"Choosing trust over doubt gets me burned once in a while, but I'd rather be singed than hardened." -Victoria Monfort










Wednesday, February 20, 2008

How Sweet it Is...

What's the best compliment? Being appreciated for being yourself. My boyfriend gave me the best compliment, and that guy compliments me a lot. (blush!) He told me that its been good to have been with me thru the stuff he's going thru in his personal life. When I told him that was the sweetest thing anyone's ever said to me, he told me he's learned a lot about himself, life, and love from his time with me.



I mean honestly? I am constantly amazed at the way I feel when I am with him. I am a caring, giving person, and until now, I have only been taken advantage of for being that way. You give a little, and someone wants it all. But with him? You give a little, and you get a little back. It's amazing to have that kind of relationship. And it isn't like an effort to me at all, I love doing things for him, it's the way that I am. I love that he appreciates it even more.



Even better is to have these feelings on top of the fact that I can't seem to keep my hands off that boy, and I can't get enough of him. I've definatly found something special with him, and I am never going to take that for granted. He's everything I've ever hoped to have with a man. And then some. I think this happens when you finally realize who you are, and start living for yourself. Stop denying yourself the things you really want. Stop settling.


My realignment plan at work was approved. I made a flowchart and everything, and tomorrow we present it to the girls. I am sorta nervous. I know I have no idea where this will lead, but what to keep in mind is, I am not going anywhere. I've been looking for a better paying, more challenging job for months, and come up with nothing. I'm still looking, and I told them that as well. Until I have the salary I deserve, and the work I enjoy, I'll keep looking. In the meantime, I'm going to take on more responsibility and stop being bored at work. If it pays off, great, if it doesn't, nothing lost, I'm still exploring other options.

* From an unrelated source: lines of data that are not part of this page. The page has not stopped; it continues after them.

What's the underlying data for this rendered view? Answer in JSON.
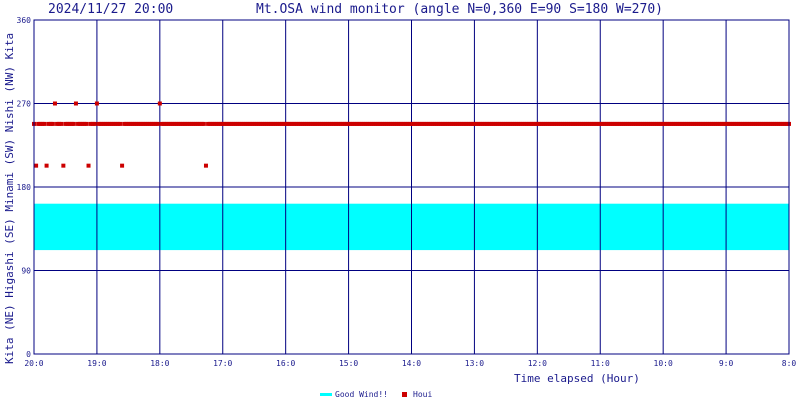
{
  "chart_data": {
    "type": "scatter",
    "timestamp": "2024/11/27 20:00",
    "title": "Mt.OSA wind monitor (angle N=0,360 E=90 S=180 W=270)",
    "xlabel": "Time elapsed (Hour)",
    "y_axis_label": "Kita (NE) Higashi (SE) Minami (SW) Nishi (NW) Kita",
    "ylim": [
      0,
      360
    ],
    "xlim": [
      20,
      8
    ],
    "y_ticks": [
      "0",
      "90",
      "180",
      "270",
      "360"
    ],
    "x_ticks": [
      "20:0",
      "19:0",
      "18:0",
      "17:0",
      "16:0",
      "15:0",
      "14:0",
      "13:0",
      "12:0",
      "11:0",
      "10:0",
      "9:0",
      "8:0"
    ],
    "good_wind_band": [
      112,
      162
    ],
    "legend": [
      {
        "name": "Good Wind!!",
        "color": "#00ffff"
      },
      {
        "name": "Houi",
        "color": "#cc0000"
      }
    ],
    "colors": {
      "frame": "#000080",
      "grid": "#000080",
      "good_band": "#00ffff",
      "points": "#cc0000",
      "text": "#1a1a8c"
    },
    "sample_step_min": 2,
    "series": [
      {
        "name": "Houi",
        "values": [
          248,
          203,
          248,
          248,
          248,
          248,
          203,
          248,
          248,
          248,
          270,
          248,
          248,
          248,
          203,
          248,
          248,
          248,
          248,
          248,
          270,
          248,
          248,
          248,
          248,
          248,
          203,
          248,
          248,
          248,
          270,
          248,
          248,
          248,
          248,
          248,
          248,
          248,
          248,
          248,
          248,
          248,
          203,
          248,
          248,
          248,
          248,
          248,
          248,
          248,
          248,
          248,
          248,
          248,
          248,
          248,
          248,
          248,
          248,
          248,
          270,
          248,
          248,
          248,
          248,
          248,
          248,
          248,
          248,
          248,
          248,
          248,
          248,
          248,
          248,
          248,
          248,
          248,
          248,
          248,
          248,
          248,
          203,
          248,
          248,
          248,
          248,
          248,
          248,
          248,
          248,
          248,
          248,
          248,
          248,
          248,
          248,
          248,
          248,
          248,
          248,
          248,
          248,
          248,
          248,
          248,
          248,
          248,
          248,
          248,
          248,
          248,
          248,
          248,
          248,
          248,
          248,
          248,
          248,
          248,
          248,
          248,
          248,
          248,
          248,
          248,
          248,
          248,
          248,
          248,
          248,
          248,
          248,
          248,
          248,
          248,
          248,
          248,
          248,
          248,
          248,
          248,
          248,
          248,
          248,
          248,
          248,
          248,
          248,
          248,
          248,
          248,
          248,
          248,
          248,
          248,
          248,
          248,
          248,
          248,
          248,
          248,
          248,
          248,
          248,
          248,
          248,
          248,
          248,
          248,
          248,
          248,
          248,
          248,
          248,
          248,
          248,
          248,
          248,
          248,
          248,
          248,
          248,
          248,
          248,
          248,
          248,
          248,
          248,
          248,
          248,
          248,
          248,
          248,
          248,
          248,
          248,
          248,
          248,
          248,
          248,
          248,
          248,
          248,
          248,
          248,
          248,
          248,
          248,
          248,
          248,
          248,
          248,
          248,
          248,
          248,
          248,
          248,
          248,
          248,
          248,
          248,
          248,
          248,
          248,
          248,
          248,
          248,
          248,
          248,
          248,
          248,
          248,
          248,
          248,
          248,
          248,
          248,
          248,
          248,
          248,
          248,
          248,
          248,
          248,
          248,
          248,
          248,
          248,
          248,
          248,
          248,
          248,
          248,
          248,
          248,
          248,
          248,
          248,
          248,
          248,
          248,
          248,
          248,
          248,
          248,
          248,
          248,
          248,
          248,
          248,
          248,
          248,
          248,
          248,
          248,
          248,
          248,
          248,
          248,
          248,
          248,
          248,
          248,
          248,
          248,
          248,
          248,
          248,
          248,
          248,
          248,
          248,
          248,
          248,
          248,
          248,
          248,
          248,
          248,
          248,
          248,
          248,
          248,
          248,
          248,
          248,
          248,
          248,
          248,
          248,
          248,
          248,
          248,
          248,
          248,
          248,
          248,
          248,
          248,
          248,
          248,
          248,
          248,
          248,
          248,
          248,
          248,
          248,
          248,
          248,
          248,
          248,
          248,
          248,
          248,
          248,
          248,
          248,
          248,
          248,
          248,
          248,
          248,
          248,
          248,
          248,
          248,
          248,
          248,
          248,
          248,
          248,
          248,
          248,
          248,
          248,
          248,
          248,
          248,
          248,
          248,
          248,
          248,
          248,
          248,
          248,
          248,
          248,
          248,
          248,
          248,
          248,
          248,
          248,
          248,
          248,
          248,
          248,
          248,
          248,
          248,
          248,
          248,
          248,
          248,
          248,
          248,
          248,
          248,
          248,
          248,
          248,
          248,
          248,
          248,
          248,
          248,
          248,
          248
        ]
      }
    ]
  }
}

What I do know is this. I can't wait to quit my second job!

4 comments:

Anna Maria Pellizzari said...

I am so glad you wrote this post about your relationship, because I am in dire need of examples of people who show me that it is possible to have the kind that you do. It is a necessary reminder for me to not settle for less. I WANT THE KIND OF RELATIONSHIP YOU HAVE! Good for you, and good for your boyfriend!

Samantha said...

That is so sweet, your boyfriend sounds like a nice kinda guy!

Fizzgig said...

amplifier:
good for you! Thats what i started saying, and I finally found him. I've had some doozies in my time, but once I was honest about what I really wanted, it came into my life like they say...when you least expect it!

Samantha:
Ahhh thank you, he is a real sweet pea!!

Janet said...

That's awesome news about work and continues to be great news about the boyfriend. Even including the possible sad bit about your dog in the middle, this is actually a very positive post!